Plaintiff also argues "[m]any of the hours are for work that is duplicative[, such as] the 03/18/11 invoice entry for Ms. Wilcox,[which] . . . reveals multiple communications and reviews with no less then [sic] six other persons." (Pl.'s Opp'n 5:16-20.) However, "[i]n challenging attorney fees as excessive because too many hours of work are claimed, it is the burden of the challenging party to point to the specific items challenged, with a sufficient argument and citations to the evidence. General arguments that fees claimed are excessive, duplicative, or unrelated do not suffice." Premier Med. Mgmt., Inc. v. Cal. Ins. Guarantee Ass'n, 163 Cal. App. 4th 550, 564 (2008). Plaintiff does not satisfy his burden since he only specifically identifies one invoice entry as excessive and does not explain how the entry is duplicative of other hours spent.

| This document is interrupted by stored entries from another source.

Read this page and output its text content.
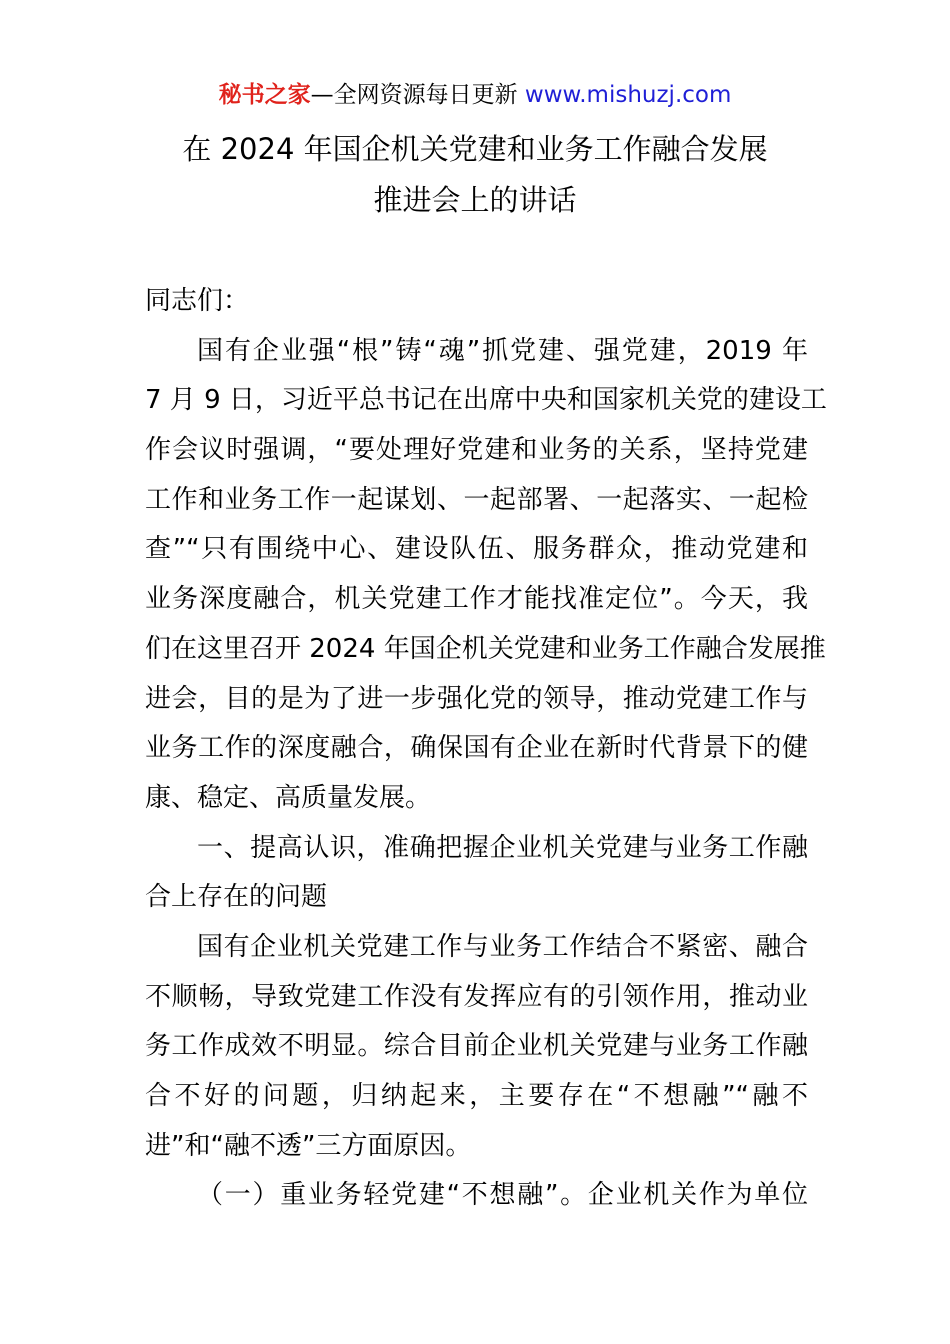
秘书之家—全网资源每日更新 www.mishuzj.com
在 2024 年国企机关党建和业务工作融合发展
推进会上的讲话
同志们：
国有企业强“根”铸“魂”抓党建、强党建，2019 年
7 月 9 日，习近平总书记在出席中央和国家机关党的建设工
作会议时强调，“要处理好党建和业务的关系，坚持党建
工作和业务工作一起谋划、一起部署、一起落实、一起检
查”“只有围绕中心、建设队伍、服务群众，推动党建和
业务深度融合，机关党建工作才能找准定位”。今天，我
们在这里召开 2024 年国企机关党建和业务工作融合发展推
进会，目的是为了进一步强化党的领导，推动党建工作与
业务工作的深度融合，确保国有企业在新时代背景下的健
康、稳定、高质量发展。
一、提高认识，准确把握企业机关党建与业务工作融
合上存在的问题
国有企业机关党建工作与业务工作结合不紧密、融合
不顺畅，导致党建工作没有发挥应有的引领作用，推动业
务工作成效不明显。综合目前企业机关党建与业务工作融
合不好的问题，归纳起来，主要存在“不想融”“融不
进”和“融不透”三方面原因。
（一）重业务轻党建“不想融”。企业机关作为单位
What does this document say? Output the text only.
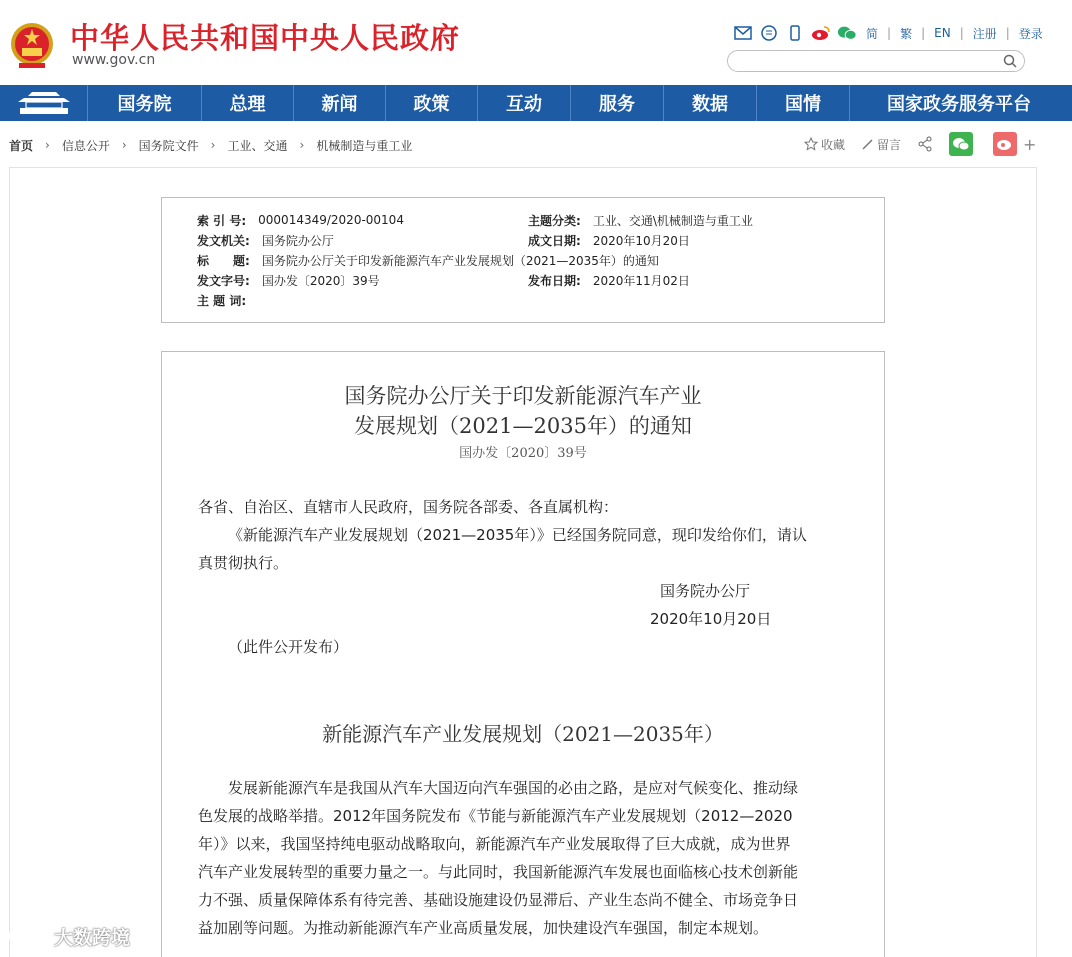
中华人民共和国中央人民政府
www.gov.cn
简 | 繁 | EN | 注册 | 登录
国务院	总理	新闻	政策	互动	服务	数据	国情	国家政务服务平台
首页	›	信息公开	›	国务院文件	›	工业、交通	›	机械制造与重工业	收藏	留言	+
索 引 号: 000014349/2020-00104	主题分类: 工业、交通\机械制造与重工业
发文机关: 国务院办公厅	成文日期: 2020年10月20日
标　　题: 国务院办公厅关于印发新能源汽车产业发展规划（2021—2035年）的通知
发文字号: 国办发〔2020〕39号	发布日期: 2020年11月02日
主 题 词:
国务院办公厅关于印发新能源汽车产业
发展规划（2021—2035年）的通知
国办发〔2020〕39号
各省、自治区、直辖市人民政府，国务院各部委、各直属机构：
《新能源汽车产业发展规划（2021—2035年）》已经国务院同意，现印发给你们，请认
真贯彻执行。
国务院办公厅
2020年10月20日
（此件公开发布）
新能源汽车产业发展规划（2021—2035年）
发展新能源汽车是我国从汽车大国迈向汽车强国的必由之路，是应对气候变化、推动绿
色发展的战略举措。2012年国务院发布《节能与新能源汽车产业发展规划（2012—2020
年）》以来，我国坚持纯电驱动战略取向，新能源汽车产业发展取得了巨大成就，成为世界
汽车产业发展转型的重要力量之一。与此同时，我国新能源汽车发展也面临核心技术创新能
力不强、质量保障体系有待完善、基础设施建设仍显滞后、产业生态尚不健全、市场竞争日
益加剧等问题。为推动新能源汽车产业高质量发展，加快建设汽车强国，制定本规划。
大数跨境
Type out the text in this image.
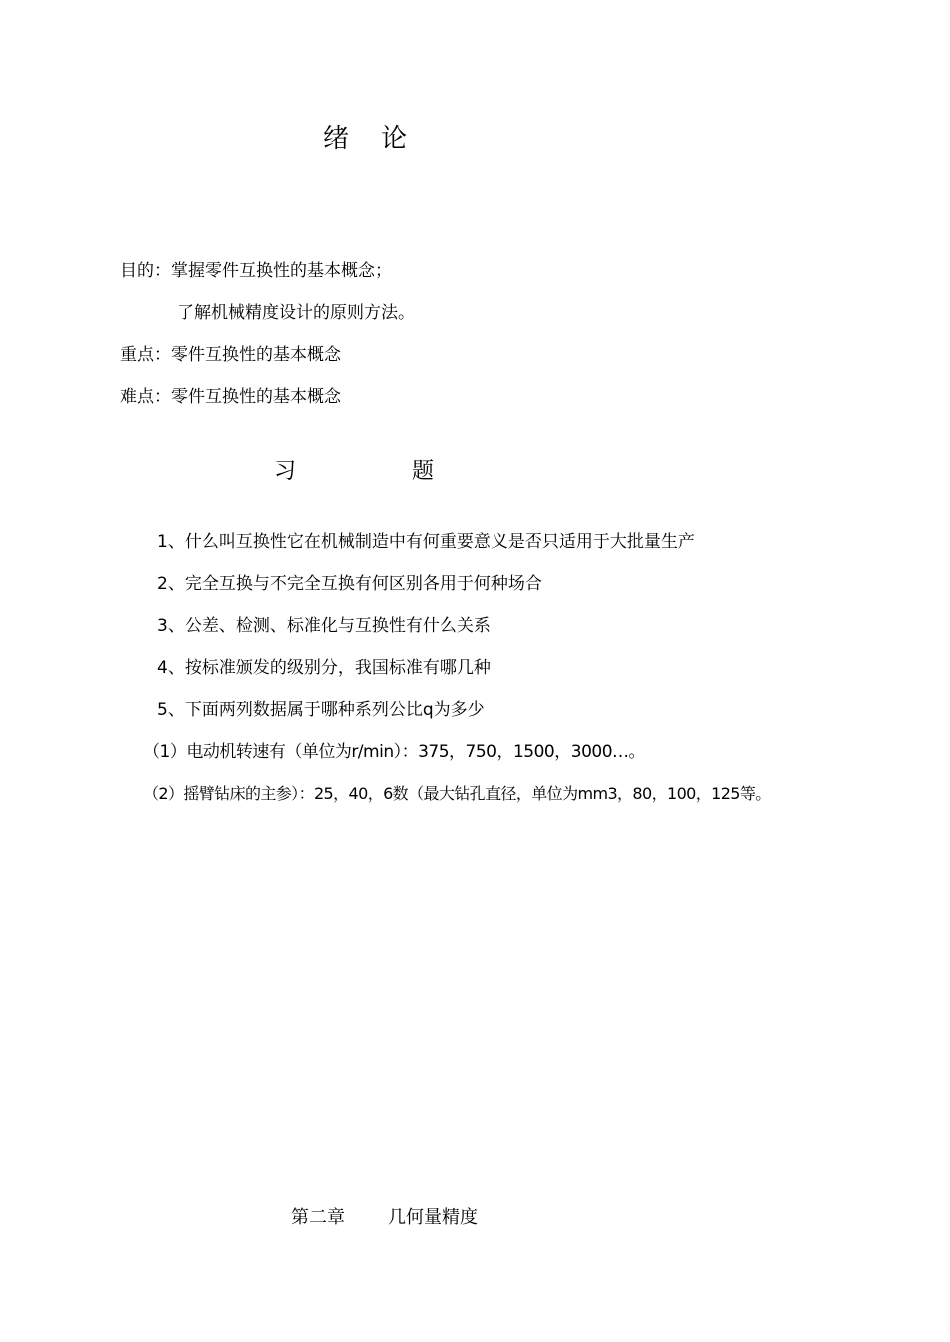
绪 论
目的：掌握零件互换性的基本概念；
了解机械精度设计的原则方法。
重点：零件互换性的基本概念
难点：零件互换性的基本概念
习	题
1、什么叫互换性它在机械制造中有何重要意义是否只适用于大批量生产
2、完全互换与不完全互换有何区别各用于何种场合
3、公差、检测、标准化与互换性有什么关系
4、按标准颁发的级别分，我国标准有哪几种
5、下面两列数据属于哪种系列公比q为多少
（1）电动机转速有（单位为r/min）：375，750，1500，3000…。
（2）摇臂钻床的主参）：25，40，6数（最大钻孔直径，单位为mm3，80，100，125等。
第二章 几何量精度
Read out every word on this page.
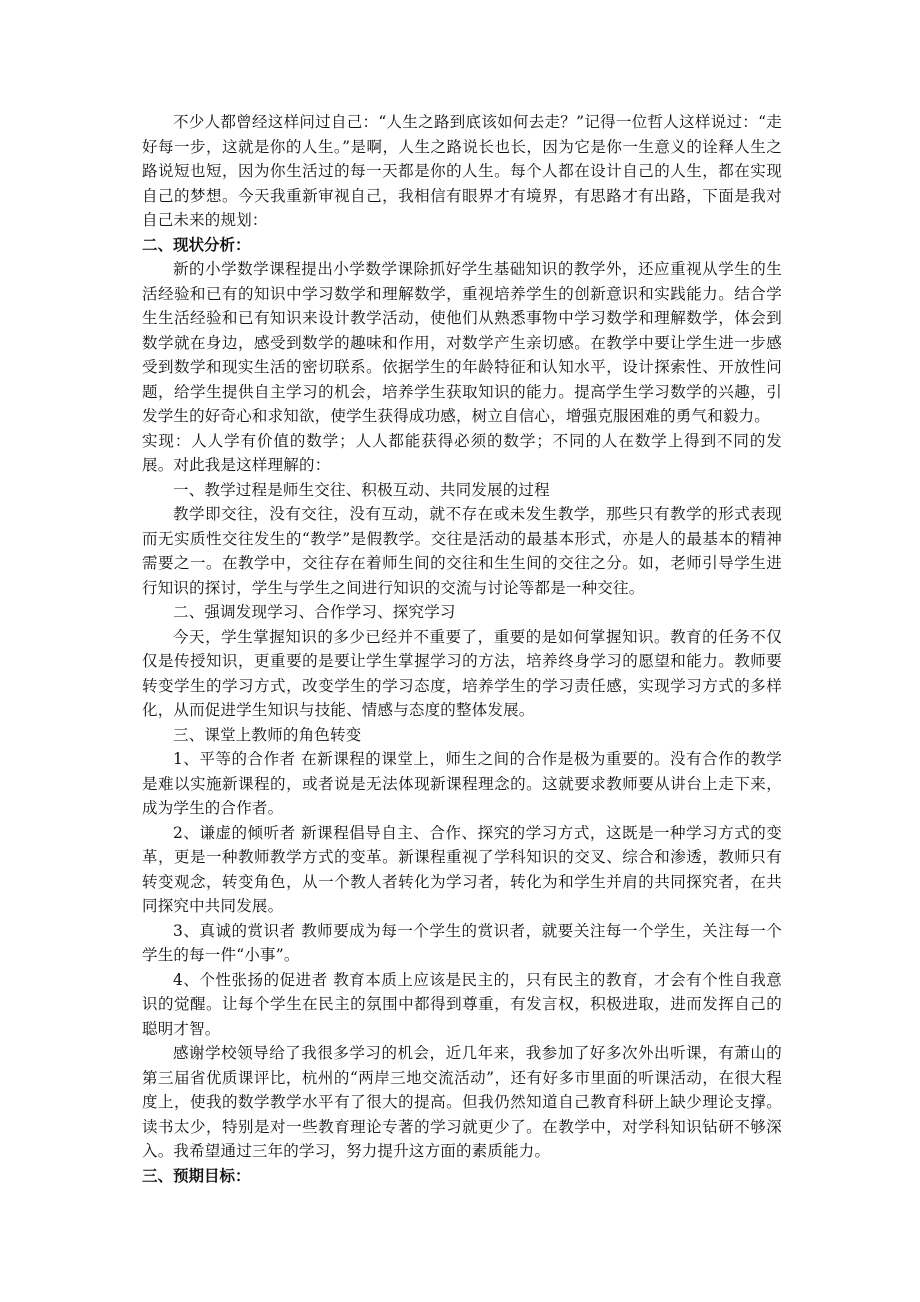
不少人都曾经这样问过自己：“人生之路到底该如何去走？”记得一位哲人这样说过：“走好每一步，这就是你的人生。”是啊，人生之路说长也长，因为它是你一生意义的诠释人生之路说短也短，因为你生活过的每一天都是你的人生。每个人都在设计自己的人生，都在实现自己的梦想。今天我重新审视自己，我相信有眼界才有境界，有思路才有出路，下面是我对自己未来的规划：

二、现状分析：

新的小学数学课程提出小学数学课除抓好学生基础知识的教学外，还应重视从学生的生活经验和已有的知识中学习数学和理解数学，重视培养学生的创新意识和实践能力。结合学生生活经验和已有知识来设计教学活动，使他们从熟悉事物中学习数学和理解数学，体会到数学就在身边，感受到数学的趣味和作用，对数学产生亲切感。在教学中要让学生进一步感受到数学和现实生活的密切联系。依据学生的年龄特征和认知水平，设计探索性、开放性问题，给学生提供自主学习的机会，培养学生获取知识的能力。提高学生学习数学的兴趣，引发学生的好奇心和求知欲，使学生获得成功感，树立自信心，增强克服困难的勇气和毅力。

实现：人人学有价值的数学；人人都能获得必须的数学；不同的人在数学上得到不同的发展。对此我是这样理解的：

一、教学过程是师生交往、积极互动、共同发展的过程

教学即交往，没有交往，没有互动，就不存在或未发生教学，那些只有教学的形式表现而无实质性交往发生的“教学”是假教学。交往是活动的最基本形式，亦是人的最基本的精神需要之一。在教学中，交往存在着师生间的交往和生生间的交往之分。如，老师引导学生进行知识的探讨，学生与学生之间进行知识的交流与讨论等都是一种交往。

二、强调发现学习、合作学习、探究学习

今天，学生掌握知识的多少已经并不重要了，重要的是如何掌握知识。教育的任务不仅仅是传授知识，更重要的是要让学生掌握学习的方法，培养终身学习的愿望和能力。教师要转变学生的学习方式，改变学生的学习态度，培养学生的学习责任感，实现学习方式的多样化，从而促进学生知识与技能、情感与态度的整体发展。

三、课堂上教师的角色转变

1、平等的合作者 在新课程的课堂上，师生之间的合作是极为重要的。没有合作的教学是难以实施新课程的，或者说是无法体现新课程理念的。这就要求教师要从讲台上走下来，成为学生的合作者。

2、谦虚的倾听者 新课程倡导自主、合作、探究的学习方式，这既是一种学习方式的变革，更是一种教师教学方式的变革。新课程重视了学科知识的交叉、综合和渗透，教师只有转变观念，转变角色，从一个教人者转化为学习者，转化为和学生并肩的共同探究者，在共同探究中共同发展。

3、真诚的赏识者 教师要成为每一个学生的赏识者，就要关注每一个学生，关注每一个学生的每一件“小事”。

4、个性张扬的促进者 教育本质上应该是民主的，只有民主的教育，才会有个性自我意识的觉醒。让每个学生在民主的氛围中都得到尊重，有发言权，积极进取，进而发挥自己的聪明才智。

感谢学校领导给了我很多学习的机会，近几年来，我参加了好多次外出听课，有萧山的第三届省优质课评比，杭州的“两岸三地交流活动”，还有好多市里面的听课活动，在很大程度上，使我的数学教学水平有了很大的提高。但我仍然知道自己教育科研上缺少理论支撑。读书太少，特别是对一些教育理论专著的学习就更少了。在教学中，对学科知识钻研不够深入。我希望通过三年的学习，努力提升这方面的素质能力。

三、预期目标：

Plaintiff also argues the number of hours spent was unreasonable since "none of the numerous entries on the billing . . . reveals the specific argument which is the subject of the hours claimed[.]" (Pl.'s Opp'n 5:16-17.) However, Plaintiff has not shown that the fee award should be reduced for unsuccessful arguments. Further, Defendant has produced sufficient supporting evidence to support the amount of the award it seeks.
Therefore, Defendant's request for $45,708.81 in fees and costs incurred in connection with the motions is GRANTED.